Come over here and let’s talk

Express yourself with me …

The high notes and the low

I want to hear your music

I often ask people “What’s important to you?”  I’ll keep doing so.  And I hope they ask me too.

The Late Great

I haven’t written for a few days … so unusual for me.  But I’m smiling as I tap.  I let my vision problems and my esophagus problems be bigger than my desire to talk to you.  And that’s fine.

It’s time to start again.

***

I was watching a cycling race on TV yesterday and the announcer mentioned a famous cyclist who died years ago.  His words were “the late great …”  The three together stopped my mind.  And that’s a good thing.

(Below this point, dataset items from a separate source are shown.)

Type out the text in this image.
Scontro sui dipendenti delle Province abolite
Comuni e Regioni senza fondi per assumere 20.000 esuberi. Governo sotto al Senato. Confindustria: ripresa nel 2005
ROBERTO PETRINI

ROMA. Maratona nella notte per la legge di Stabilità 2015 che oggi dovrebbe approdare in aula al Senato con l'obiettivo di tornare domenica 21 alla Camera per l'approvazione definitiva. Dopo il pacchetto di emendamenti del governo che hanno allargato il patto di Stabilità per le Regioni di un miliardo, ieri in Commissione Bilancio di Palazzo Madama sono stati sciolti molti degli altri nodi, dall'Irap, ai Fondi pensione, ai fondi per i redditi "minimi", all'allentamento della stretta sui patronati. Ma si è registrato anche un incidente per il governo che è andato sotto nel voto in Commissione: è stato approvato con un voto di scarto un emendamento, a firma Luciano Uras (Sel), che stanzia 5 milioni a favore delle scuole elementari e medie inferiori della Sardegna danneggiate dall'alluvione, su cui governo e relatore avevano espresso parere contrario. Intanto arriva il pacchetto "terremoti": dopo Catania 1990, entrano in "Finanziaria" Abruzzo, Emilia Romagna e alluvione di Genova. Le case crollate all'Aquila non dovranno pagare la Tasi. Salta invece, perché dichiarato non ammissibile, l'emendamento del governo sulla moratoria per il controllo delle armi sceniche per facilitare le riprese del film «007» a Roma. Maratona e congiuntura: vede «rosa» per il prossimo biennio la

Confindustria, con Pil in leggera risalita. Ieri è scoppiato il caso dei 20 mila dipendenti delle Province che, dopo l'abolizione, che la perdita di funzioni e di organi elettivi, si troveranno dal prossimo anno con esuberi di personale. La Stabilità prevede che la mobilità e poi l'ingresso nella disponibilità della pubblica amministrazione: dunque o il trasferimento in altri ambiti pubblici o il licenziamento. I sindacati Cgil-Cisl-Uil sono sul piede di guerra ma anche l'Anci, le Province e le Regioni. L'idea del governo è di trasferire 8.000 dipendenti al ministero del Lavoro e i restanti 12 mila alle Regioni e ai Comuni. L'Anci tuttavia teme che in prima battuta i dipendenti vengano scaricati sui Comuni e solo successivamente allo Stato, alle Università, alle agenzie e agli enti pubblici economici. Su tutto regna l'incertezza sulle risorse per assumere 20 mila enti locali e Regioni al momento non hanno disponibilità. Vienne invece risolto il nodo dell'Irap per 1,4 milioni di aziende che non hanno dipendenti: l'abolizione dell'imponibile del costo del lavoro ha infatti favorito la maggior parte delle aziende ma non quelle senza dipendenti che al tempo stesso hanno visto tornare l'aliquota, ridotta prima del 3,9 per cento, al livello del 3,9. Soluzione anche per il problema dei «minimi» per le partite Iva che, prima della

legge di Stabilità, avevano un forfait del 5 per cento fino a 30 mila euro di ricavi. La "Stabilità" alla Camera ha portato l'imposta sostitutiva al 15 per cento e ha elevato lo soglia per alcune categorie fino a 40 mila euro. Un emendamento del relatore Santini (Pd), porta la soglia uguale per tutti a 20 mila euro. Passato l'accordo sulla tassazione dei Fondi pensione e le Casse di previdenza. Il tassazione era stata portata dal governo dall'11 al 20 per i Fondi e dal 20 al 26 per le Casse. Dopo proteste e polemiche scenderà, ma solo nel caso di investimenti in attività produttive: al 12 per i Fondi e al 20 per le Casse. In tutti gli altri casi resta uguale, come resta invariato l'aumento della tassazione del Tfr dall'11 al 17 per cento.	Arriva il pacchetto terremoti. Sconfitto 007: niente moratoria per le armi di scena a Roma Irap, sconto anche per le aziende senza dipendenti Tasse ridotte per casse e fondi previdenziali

I remember human beings who touched my life deeply before going somewhere else:

1.  Mel Cowie

I used to be a Mason, part of an organization that used secret symbols to teach spiritual wonders.  Mel was one of the few Masons who would sit down with me and talk about spirituality.  He was old.  I was young.  He was wise.  Me … not so much.

2.  Jim Bayly

In my early 20’s, I was a social work student at Carleton University in Ottawa, Canada.  I had a practicum in the family therapy unit of Kingston General Hospital.  Jim was one of my supervisors there.  He was a jolly guy with long, flowing grey hair.  He was old.  I was young.  And he saw me.

3.  Gina Sharpe

The truth is … I don’t know if Gina is still alive.  I’m guessing she’s not.  Either way, she touched me with her life.  I was a retreat participant at the Insight Meditation Society in the early 2010’s and Gina was one of the teachers.  Her words were like honey.  Her spirit filled the meditation hall.  Before or after, I’ve never experienced anything like it.  It didn’t seem to matter what she said.  Love flowed through every word.